Une centaine de mètres plus loin, il tourna dans une rue et pénétra dans une boutique cossue. Isobel s’arrêta devant la vitrine d’une modiste et fit mine d’observer les tenues. Sergueï ressortit quelques minutes plus tard et passa à côté d’elle sans la reconnaitre. Elle reprit sa filature, et lorsqu’il dépassa une minuscule ruelle qui serpentait entre deux immeubles aux murs aveugles, elle accéléra et le bouscula, le forçant à entrer dans la venelle à l’abri des regards.

— Eh ! fit-il, en se retournant, la mine furibonde.

Lorsqu’il la reconnut, il se figea. Isobel, en souriant, le repoussa plus loin dans l’ombre de la ruelle.

— Sergent ? fit-il.

— Je ne suis plus sergent. Je te cherchais, Sergueï. J’ai besoin de te parler.

— Je n’ai rien fait de mal. Je travaille pour un homme d’affaires respectable.

— J’en doute. Quel rôle as-tu joué hier au théâtre ?

L’homme écarquilla les yeux.

— Monsieur Valronn m’avait demandé de venir travailler pour la sécurité au théâtre.

— Vraiment ? Il n’y avait pas de représentation ce soir-là.

— Non. Mais il avait un rendez-vous avec quelqu’un d’important…

— Il en avait peur ?

Le visage de Sergueï se décomposait. Le jeune homme était brutal et un peu stupide, mais il n’était pas un meurtrier. C’était bien pour cela qu’Isobel avait essayé de l’aider.

— Isobel, fit-il d’une voix un peu geignarde. J’essaie vraiment de me ranger… j’essaie…

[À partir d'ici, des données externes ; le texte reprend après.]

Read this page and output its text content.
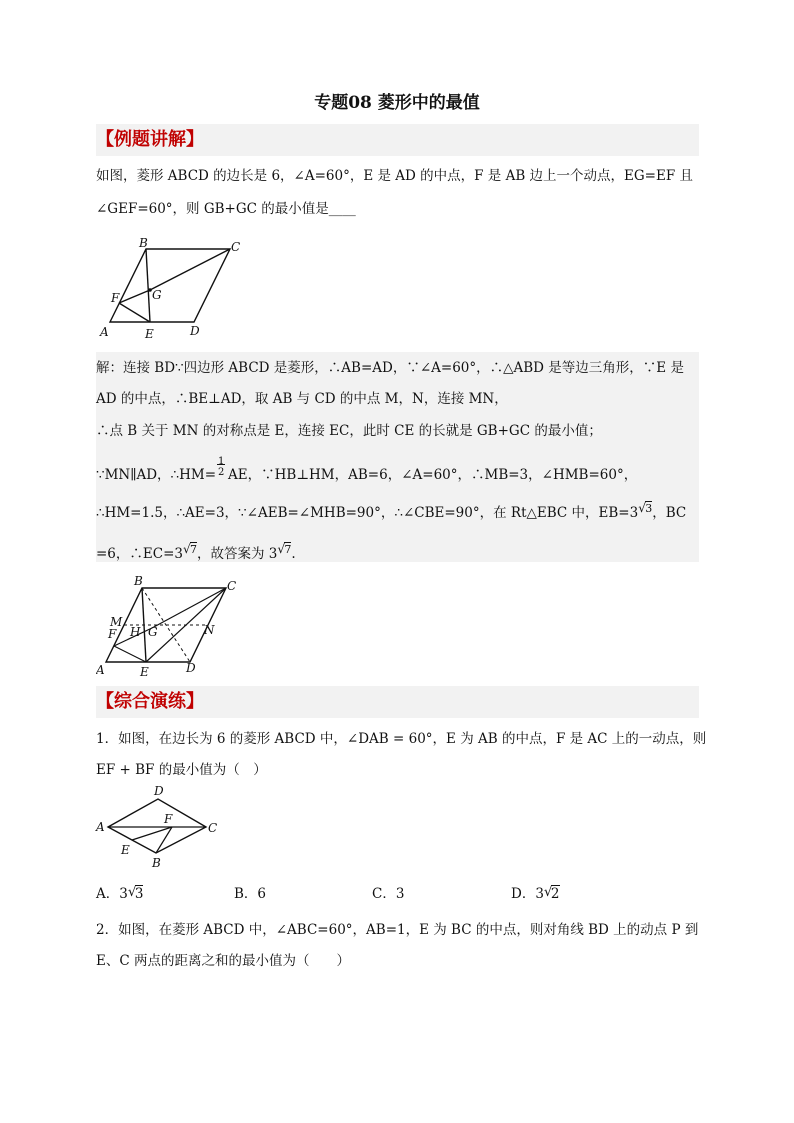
专题08 菱形中的最值
【例题讲解】
如图，菱形 ABCD 的边长是 6，∠A=60°，E 是 AD 的中点，F 是 AB 边上一个动点，EG=EF 且
∠GEF=60°，则 GB+GC 的最小值是____
A
B	C
D
E
F	G
解：连接 BD∵四边形 ABCD 是菱形，∴AB=AD，∵∠A=60°，∴△ABD 是等边三角形，∵E 是
AD 的中点，∴BE⊥AD，取 AB 与 CD 的中点 M，N，连接 MN，
∴点 B 关于 MN 的对称点是 E，连接 EC，此时 CE 的长就是 GB+GC 的最小值；
∵MN∥AD，∴HM=
1
2 AE，∵HB⊥HM，AB=6，∠A=60°，∴MB=3，∠HMB=60°，
∴HM=1.5，∴AE=3，∵∠AEB=∠MHB=90°，∴∠CBE=90°，在 Rt△EBC 中，EB=3 √ $^3$，BC
=6，∴EC=3 √ $^7$，故答案为 3 √ $^7$.
A
B	C
D
E
F	G
H
M
N
【综合演练】
1．如图，在边长为 6 的菱形 ABCD 中，∠DAB = 60°，E 为 AB 的中点，F 是 AC 上的一动点，则
EF + BF 的最小值为（　）
A
D
C
B
E
F
A．3 √
3	B．6	C．3	D．3 √
2
2．如图，在菱形 ABCD 中，∠ABC=60°，AB=1，E 为 BC 的中点，则对角线 BD 上的动点 P 到
E、C 两点的距离之和的最小值为（　　）
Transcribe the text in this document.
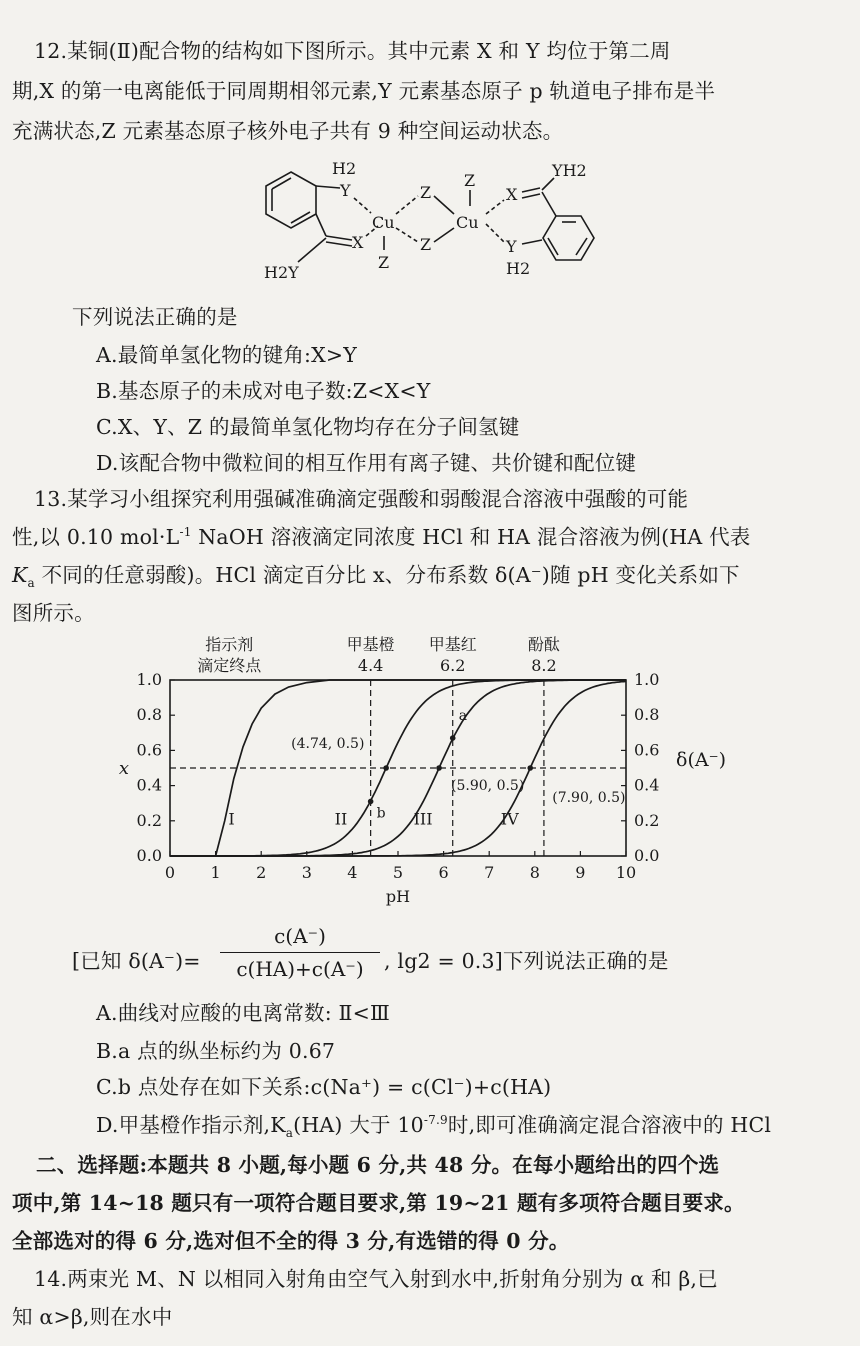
12.某铜(Ⅱ)配合物的结构如下图所示。其中元素 X 和 Y 均位于第二周
期,X 的第一电离能低于同周期相邻元素,Y 元素基态原子 p 轨道电子排布是半
充满状态,Z 元素基态原子核外电子共有 9 种空间运动状态。
H2
Y
Cu
Z
Z
Z
Cu
X
YH2
X
Z
H2Y
Y
H2
下列说法正确的是
A.最简单氢化物的键角:X>Y
B.基态原子的未成对电子数:Z<X<Y
C.X、Y、Z 的最简单氢化物均存在分子间氢键
D.该配合物中微粒间的相互作用有离子键、共价键和配位键
13.某学习小组探究利用强碱准确滴定强酸和弱酸混合溶液中强酸的可能
性,以 0.10 $mol\cdot L^{-1}$ NaOH 溶液滴定同浓度 HCl 和 HA 混合溶液为例(HA 代表
$K_a$ 不同的任意弱酸)。HCl 滴定百分比 x、分布系数 δ(A⁻)随 pH 变化关系如下
图所示。
0 1 2 3 4 5 6 7 8 9 10
0.0	0.0
0.2	0.2
0.4	0.4
0.6	0.6
0.8	0.8
1.0	1.0
pH
x	δ(A⁻)
指示剂
滴定终点
甲基橙
4.4
甲基红
6.2
酚酞
8.2
I	II	III	IV
(4.74, 0.5)
(5.90, 0.5)
(7.90, 0.5)
a
b
[已知 δ(A⁻)=
c(A⁻)
c(HA)+c(A⁻) , lg2 = 0.3]下列说法正确的是
A.曲线对应酸的电离常数: Ⅱ<Ⅲ
B.a 点的纵坐标约为 0.67
C.b 点处存在如下关系:c(Na⁺) = c(Cl⁻)+c(HA)
D.甲基橙作指示剂$,K_a(HA)$ 大于 $10^{-7.9}$时,即可准确滴定混合溶液中的 HCl
二、选择题:本题共 8 小题,每小题 6 分,共 48 分。在每小题给出的四个选
项中,第 14~18 题只有一项符合题目要求,第 19~21 题有多项符合题目要求。
全部选对的得 6 分,选对但不全的得 3 分,有选错的得 0 分。
14.两束光 M、N 以相同入射角由空气入射到水中,折射角分别为 α 和 β,已
知 α>β,则在水中
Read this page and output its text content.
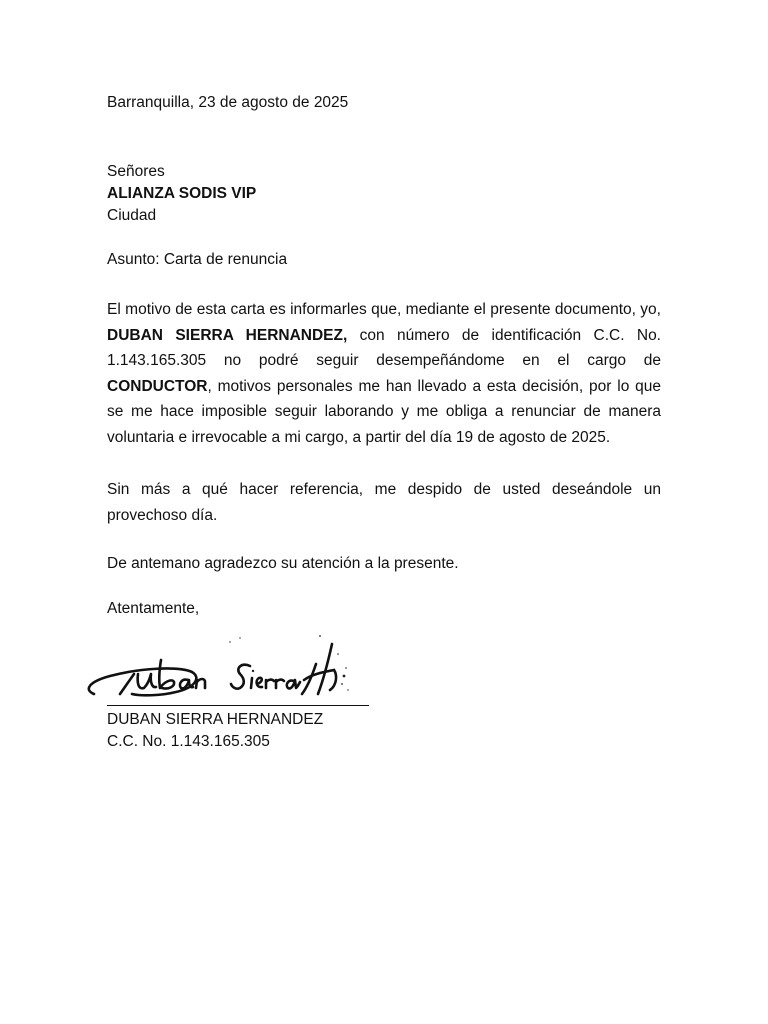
Barranquilla, 23 de agosto de 2025
Señores
ALIANZA SODIS VIP
Ciudad
Asunto: Carta de renuncia
El motivo de esta carta es informarles que, mediante el presente documento, yo, DUBAN SIERRA HERNANDEZ, con número de identificación C.C. No. 1.143.165.305 no podré seguir desempeñándome en el cargo de CONDUCTOR, motivos personales me han llevado a esta decisión, por lo que se me hace imposible seguir laborando y me obliga a renunciar de manera voluntaria e irrevocable a mi cargo, a partir del día 19 de agosto de 2025.
Sin más a qué hacer referencia, me despido de usted deseándole un provechoso día.
De antemano agradezco su atención a la presente.
Atentamente,
DUBAN SIERRA HERNANDEZ
C.C. No. 1.143.165.305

Le sergent se rapprocha de lui, rivant son regard glacial dans le visage flageolant du petit criminel.

— Qu’est-ce qui s’est passé, Sergueï ?

— Je n’ai rien fait de mal.

— À part t’en prendre à un homme et le séquestrer.

Elle savait qu’elle prenait un risque en dévoilant cela. Mais elle n’avait pas de temps à perdre. Elle espérait que Sergueï ne la trahirait pas, que sa gratitude envers elle était plus forte que sa loyauté envers son nouvel employeur.

— Que dirait ton frère si je lui apprenais ce que j’ai vu ?

L’autre se mit à trembler.

— Que lui veut Valronn ?

— Je ne sais pas. Valronn nous a juste dit qu’il fallait l’enfermer dans sa chambre, jusqu’à ce qu’il puisse lui parler. Il était en piteux état quand je suis arrivé, mais je ne lui ai rien fait. Sylf et Merc le surveillaient.

— Dis-moi la vérité, continua-t-elle. Entre toi et moi. Grégoire Valronn n’est pas qu’un antiquaire, n’est-ce pas ?

L’homme ravala sa salive, jeta un regard autour de lui et hocha la tête avec véhémence. Isobel soupira.

— Je ne savais pas au départ. Je te le jure. Je pensais vraiment qu’il était net. Ce n’est que récemment qu’il m’a mis au parfum.

— Hier soir, qu’est-ce que tu as vu d’autre ?

— Rien, je te jure. Juste ce pauvre gars.

Il se mordit les lèvres.

— Tu ne le diras pas à Sybil ?

— Non. C’est toi qui vas le lui dire.

Sergueï pâlit puis hocha la tête. Il commença à s’éloigner, puis s’arrêta soudain et revint vers la garde.

— Cette nuit, à son entrepôt, il doit y avoir une rencontre. Je ne sais pas de quoi il s’agit, mais cela me parait étrange. Si tu veux en apprendre un peu sur lui, va voir.

— Merci, Sergueï. Fais attention à toi, fit-elle, sincèrement.

— Il faut que tu saches que la garde croit que le gars est le meurtrier. Et Valronn a mis sa tête à prix.

Sur ces mots, il disparut dans la rue principale. Adossée au mur, elle réfléchit quelques minutes. Ce que lui avait raconté Sergueï lui était très utile. Si elle obtenait des informations compromettante sur Valronn, cela pourrait peut-être aider Cynred à prouver son innocence. Cependant, elle y croyait à moitié. Si les criminels de la ville et la garde étaient à sa recherche, alors l’île était devenue bien trop petite. Elle devrait préparer leur fuite. Mais d’abord, elle allait enquêter sur Valronn. Son instinct de garde s’éveilla alors et elle fut satisfaite de voir qu’elle n’avait pas perdu ses réflexes.